Pakistani rescuers on Thursday plucked two Italian climbers from a Himalayan mountain where their expert team-mate fell to his death in a crevasse last week, officials said. A helicopter ferried Simon Kehrer and Walter Nones from the 8,126-metre Nanga Parbat Mountain to the base camp near the Fairy Meadows, a small picturesque plain at the foot of the peak also dubbed as the "Killer Mountain."
"Our rescue mission is complete and they (Kehrer and Nones) are safely on ground," Muhammad Ilyas, a spokesman for the military-run Askari Aviation Air Rescue Service, told Deutsche Presse-Agentur dpa. The rescue operation, which started at midday, was completed at around 1:30 pm local time (0730 GMT). The Ecureuil helicopter from the Pakistan army's aviation wing first picked up Kehrer and after dropping him at the base camp went for Nones.
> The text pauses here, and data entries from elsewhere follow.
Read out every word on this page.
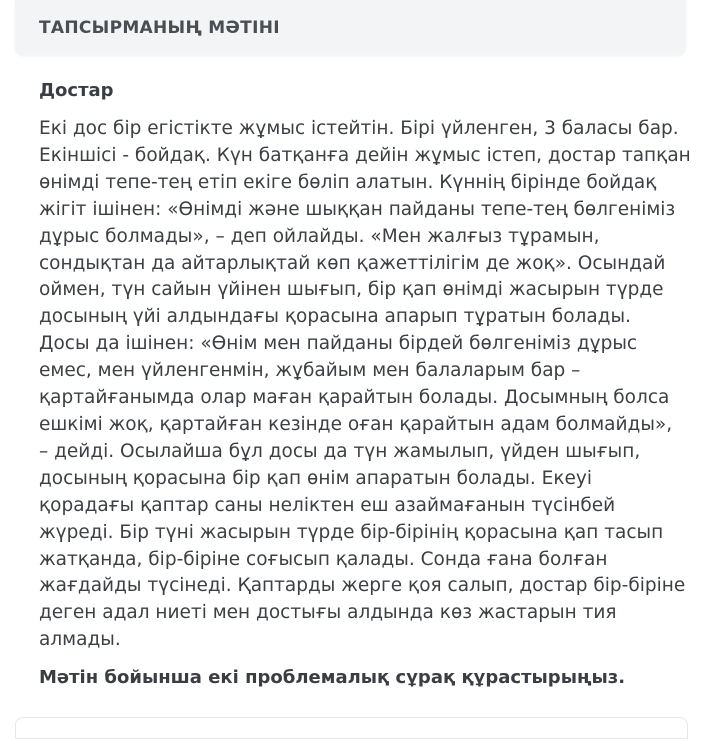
ТАПСЫРМАНЫҢ МӘТІНІ
Достар

Екі дос бір егістікте жұмыс істейтін. Бірі үйленген, 3 баласы бар.
Екіншісі - бойдақ. Күн батқанға дейін жұмыс істеп, достар тапқан
өнімді тепе-тең етіп екіге бөліп алатын. Күннің бірінде бойдақ
жігіт ішінен: «Өнімді және шыққан пайданы тепе-тең бөлгеніміз
дұрыс болмады», – деп ойлайды. «Мен жалғыз тұрамын,
сондықтан да айтарлықтай көп қажеттілігім де жоқ». Осындай
оймен, түн сайын үйінен шығып, бір қап өнімді жасырын түрде
досының үйі алдындағы қорасына апарып тұратын болады.
Досы да ішінен: «Өнім мен пайданы бірдей бөлгеніміз дұрыс
емес, мен үйленгенмін, жұбайым мен балаларым бар –
қартайғанымда олар маған қарайтын болады. Досымның болса
ешкімі жоқ, қартайған кезінде оған қарайтын адам болмайды»,
– дейді. Осылайша бұл досы да түн жамылып, үйден шығып,
досының қорасына бір қап өнім апаратын болады. Екеуі
қорадағы қаптар саны неліктен еш азаймағанын түсінбей
жүреді. Бір түні жасырын түрде бір-бірінің қорасына қап тасып
жатқанда, бір-біріне соғысып қалады. Сонда ғана болған
жағдайды түсінеді. Қаптарды жерге қоя салып, достар бір-біріне
деген адал ниеті мен достығы алдында көз жастарын тия
алмады.

Мәтін бойынша екі проблемалық сұрақ құрастырыңыз.
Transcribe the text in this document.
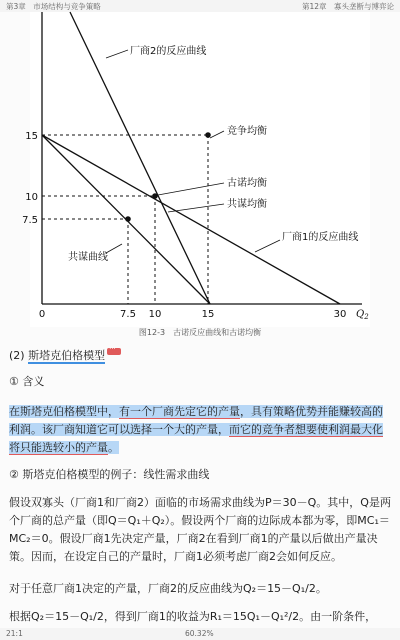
第3章　市场结构与竞争策略	第12章　寡头垄断与博弈论
厂商2的反应曲线
竞争均衡
古诺均衡
共谋均衡
厂商1的反应曲线
共谋曲线
15
10
7.5
0	7.5 10	15	30 $Q_2$
图12-3　古诺反应曲线和古诺均衡
(2) 斯塔克伯格模型···
① 含义
在斯塔克伯格模型中，有一个厂商先定它的产量，具有策略优势并能赚较高的利润。该厂商知道它可以选择一个大的产量，而它的竞争者想要使利润最大化将只能选较小的产量。
② 斯塔克伯格模型的例子：线性需求曲线
假设双寡头（厂商1和厂商2）面临的市场需求曲线为P＝30－Q。其中，Q是两个厂商的总产量（即Q＝Q₁＋Q₂）。假设两个厂商的边际成本都为零，即MC₁＝MC₂＝0。假设厂商1先决定产量，厂商2在看到厂商1的产量以后做出产量决策。因而，在设定自己的产量时，厂商1必须考虑厂商2会如何反应。
对于任意厂商1决定的产量，厂商2的反应曲线为Q₂＝15－Q₁/2。
根据Q₂＝15－Q₁/2，得到厂商1的收益为R₁＝15Q₁－Q₁²/2。由一阶条件，
21:1	60.32%
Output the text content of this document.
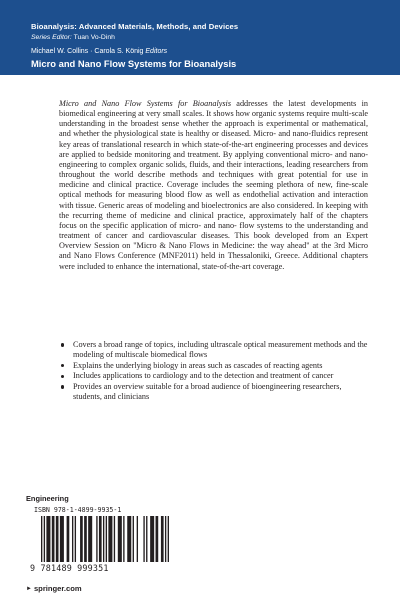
Bioanalysis: Advanced Materials, Methods, and Devices
Series Editor: Tuan Vo-Dinh
Michael W. Collins · Carola S. König Editors
Micro and Nano Flow Systems for Bioanalysis

Micro and Nano Flow Systems for Bioanalysis addresses the latest developments in biomedical engineering at very small scales. It shows how organic systems require multi-scale understanding in the broadest sense whether the approach is experimental or mathematical, and whether the physiological state is healthy or diseased. Micro- and nano-fluidics represent key areas of translational research in which state-of-the-art engineering processes and devices are applied to bedside monitoring and treatment. By applying conventional micro- and nano-engineering to complex organic solids, fluids, and their interactions, leading researchers from throughout the world describe methods and techniques with great potential for use in medicine and clinical practice. Coverage includes the seeming plethora of new, fine-scale optical methods for measuring blood flow as well as endothelial activation and interaction with tissue. Generic areas of modeling and bioelectronics are also considered. In keeping with the recurring theme of medicine and clinical practice, approximately half of the chapters focus on the specific application of micro- and nano- flow systems to the understanding and treatment of cancer and cardiovascular diseases. This book developed from an Expert Overview Session on "Micro & Nano Flows in Medicine: the way ahead" at the 3rd Micro and Nano Flows Conference (MNF2011) held in Thessaloniki, Greece. Additional chapters were included to enhance the international, state-of-the-art coverage.

Covers a broad range of topics, including ultrascale optical measurement methods and the modeling of multiscale biomedical flows
Explains the underlying biology in areas such as cascades of reacting agents
Includes applications to cardiology and to the detection and treatment of cancer
Provides an overview suitable for a broad audience of bioengineering researchers, students, and clinicians
Engineering
ISBN 978-1-4899-9935-1
9 781489 999351
► springer.com
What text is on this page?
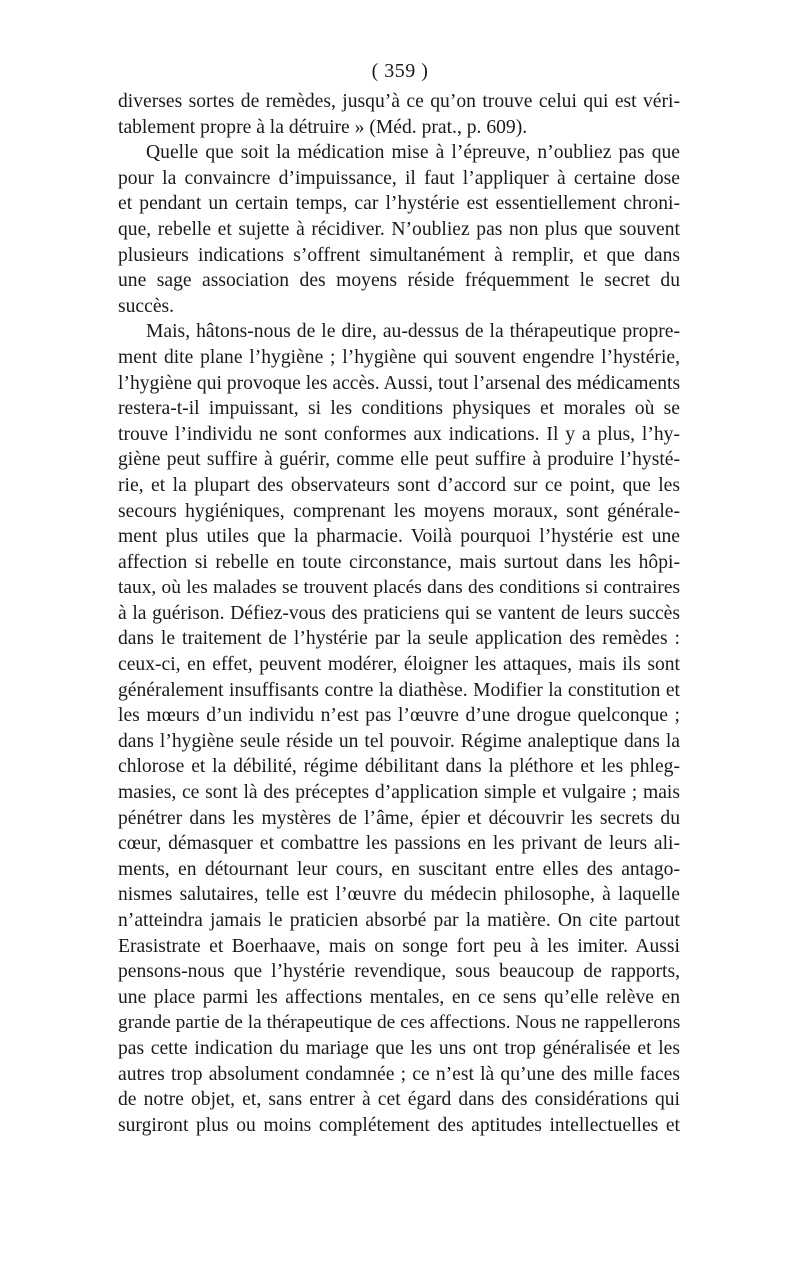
( 359 )
diverses sortes de remèdes, jusqu’à ce qu’on trouve celui qui est véri-
tablement propre à la détruire » (Méd. prat., p. 609).
Quelle que soit la médication mise à l’épreuve, n’oubliez pas que
pour la convaincre d’impuissance, il faut l’appliquer à certaine dose
et pendant un certain temps, car l’hystérie est essentiellement chroni-
que, rebelle et sujette à récidiver. N’oubliez pas non plus que souvent
plusieurs indications s’offrent simultanément à remplir, et que dans
une sage association des moyens réside fréquemment le secret du
succès.
Mais, hâtons-nous de le dire, au-dessus de la thérapeutique propre-
ment dite plane l’hygiène ; l’hygiène qui souvent engendre l’hystérie,
l’hygiène qui provoque les accès. Aussi, tout l’arsenal des médicaments
restera-t-il impuissant, si les conditions physiques et morales où se
trouve l’individu ne sont conformes aux indications. Il y a plus, l’hy-
giène peut suffire à guérir, comme elle peut suffire à produire l’hysté-
rie, et la plupart des observateurs sont d’accord sur ce point, que les
secours hygiéniques, comprenant les moyens moraux, sont générale-
ment plus utiles que la pharmacie. Voilà pourquoi l’hystérie est une
affection si rebelle en toute circonstance, mais surtout dans les hôpi-
taux, où les malades se trouvent placés dans des conditions si contraires
à la guérison. Défiez-vous des praticiens qui se vantent de leurs succès
dans le traitement de l’hystérie par la seule application des remèdes :
ceux-ci, en effet, peuvent modérer, éloigner les attaques, mais ils sont
généralement insuffisants contre la diathèse. Modifier la constitution et
les mœurs d’un individu n’est pas l’œuvre d’une drogue quelconque ;
dans l’hygiène seule réside un tel pouvoir. Régime analeptique dans la
chlorose et la débilité, régime débilitant dans la pléthore et les phleg-
masies, ce sont là des préceptes d’application simple et vulgaire ; mais
pénétrer dans les mystères de l’âme, épier et découvrir les secrets du
cœur, démasquer et combattre les passions en les privant de leurs ali-
ments, en détournant leur cours, en suscitant entre elles des antago-
nismes salutaires, telle est l’œuvre du médecin philosophe, à laquelle
n’atteindra jamais le praticien absorbé par la matière. On cite partout
Erasistrate et Boerhaave, mais on songe fort peu à les imiter. Aussi
pensons-nous que l’hystérie revendique, sous beaucoup de rapports,
une place parmi les affections mentales, en ce sens qu’elle relève en
grande partie de la thérapeutique de ces affections. Nous ne rappellerons
pas cette indication du mariage que les uns ont trop généralisée et les
autres trop absolument condamnée ; ce n’est là qu’une des mille faces
de notre objet, et, sans entrer à cet égard dans des considérations qui
surgiront plus ou moins complétement des aptitudes intellectuelles et
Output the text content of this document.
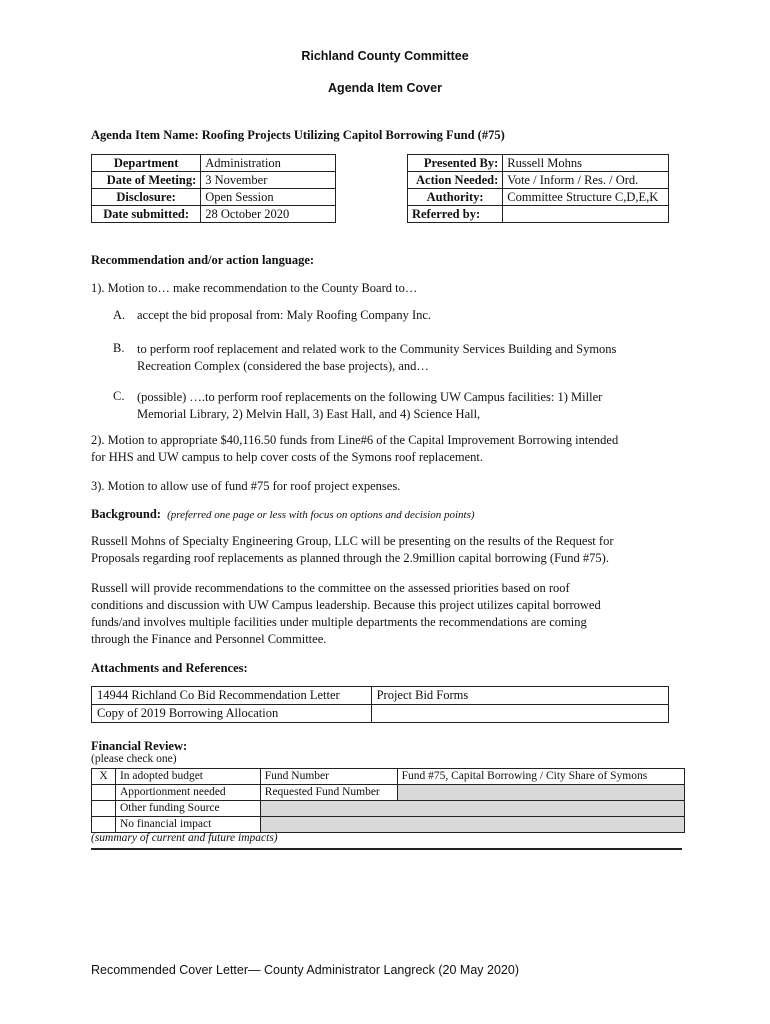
Richland County Committee
Agenda Item Cover
Agenda Item Name: Roofing Projects Utilizing Capitol Borrowing Fund (#75)
Department	Administration		Presented By:	Russell Mohns
Date of Meeting:	3 November		Action Needed:	Vote / Inform / Res. / Ord.
Disclosure:	Open Session		Authority:	Committee Structure C,D,E,K
Date submitted:	28 October 2020		Referred by:	
Recommendation and/or action language:
1). Motion to… make recommendation to the County Board to…
A. accept the bid proposal from: Maly Roofing Company Inc.
B. to perform roof replacement and related work to the Community Services Building and Symons
Recreation Complex (considered the base projects), and…
C. (possible) ….to perform roof replacements on the following UW Campus facilities: 1) Miller
Memorial Library, 2) Melvin Hall, 3) East Hall, and 4) Science Hall,
2). Motion to appropriate $40,116.50 funds from Line#6 of the Capital Improvement Borrowing intended
for HHS and UW campus to help cover costs of the Symons roof replacement.
3). Motion to allow use of fund #75 for roof project expenses.
Background: (preferred one page or less with focus on options and decision points)
Russell Mohns of Specialty Engineering Group, LLC will be presenting on the results of the Request for
Proposals regarding roof replacements as planned through the 2.9million capital borrowing (Fund #75).
Russell will provide recommendations to the committee on the assessed priorities based on roof
conditions and discussion with UW Campus leadership. Because this project utilizes capital borrowed
funds/and involves multiple facilities under multiple departments the recommendations are coming
through the Finance and Personnel Committee.
Attachments and References:
14944 Richland Co Bid Recommendation Letter	Project Bid Forms
Copy of 2019 Borrowing Allocation	
Financial Review:
(please check one)
X	In adopted budget	Fund Number	Fund #75, Capital Borrowing / City Share of Symons
	Apportionment needed	Requested Fund Number	
	Other funding Source		
	No financial impact		
(summary of current and future impacts)
Recommended Cover Letter— County Administrator Langreck (20 May 2020)
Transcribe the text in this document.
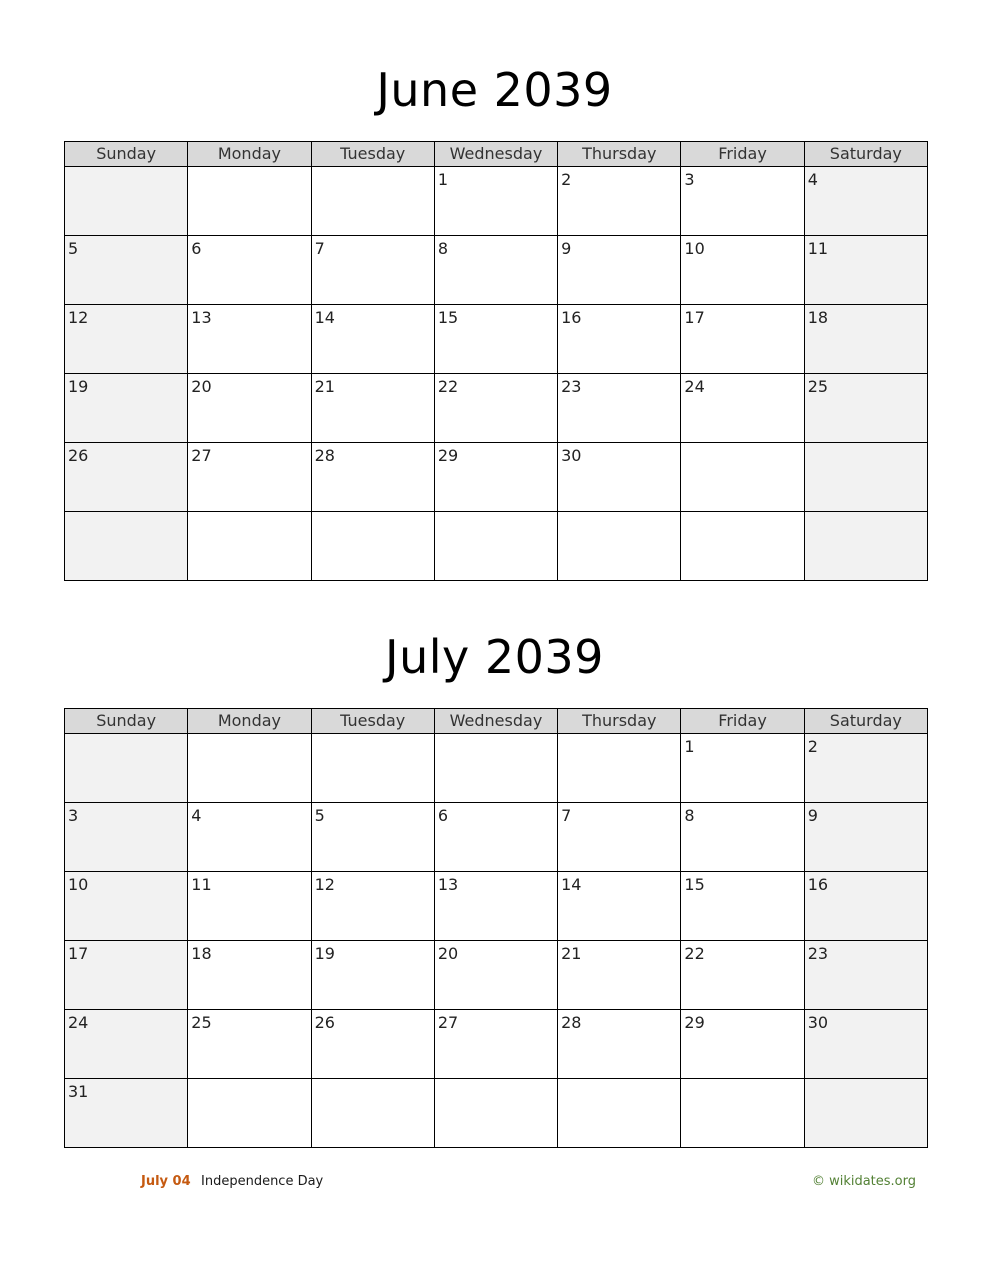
June 2039
Sunday	Monday	Tuesday	Wednesday	Thursday	Friday	Saturday

			1	2	3	4

5	6	7	8	9	10	11

12	13	14	15	16	17	18

19	20	21	22	23	24	25

26	27	28	29	30		

July 2039
Sunday	Monday	Tuesday	Wednesday	Thursday	Friday	Saturday

					1	2

3	4	5	6	7	8	9

10	11	12	13	14	15	16

17	18	19	20	21	22	23

24	25	26	27	28	29	30

31						

July 04 Independence Day	© wikidates.org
Both mountaineers were apparently in good health, however, they will undergo a medical check-up in the town of Gilgit before their departure for Islamabad, most probably on Friday, Ilyas said. Inclement weather on Wednesday had hindered the descent of the Italian climbers to a safe height for an airlift.
Last week, they had informed the organisers of the climb that the third member of the expedition, celebrated mountaineer Karl Unterkirchner, fell to his death in a ravine after heavy rain opened up several crevasses.
Unterkircher, who was the world record holder for the fastest ascents of Mount Everest and K2, along with Kehrer and Nones was attempting a new route on Nanga Parbat, or the Naked Mountain. Another Askari Aviation team was waiting for the weather to clear up to locate a British mountaineer, Benjamin Cheek, who went missing on the White Horn peak in the Hazara region five days ago.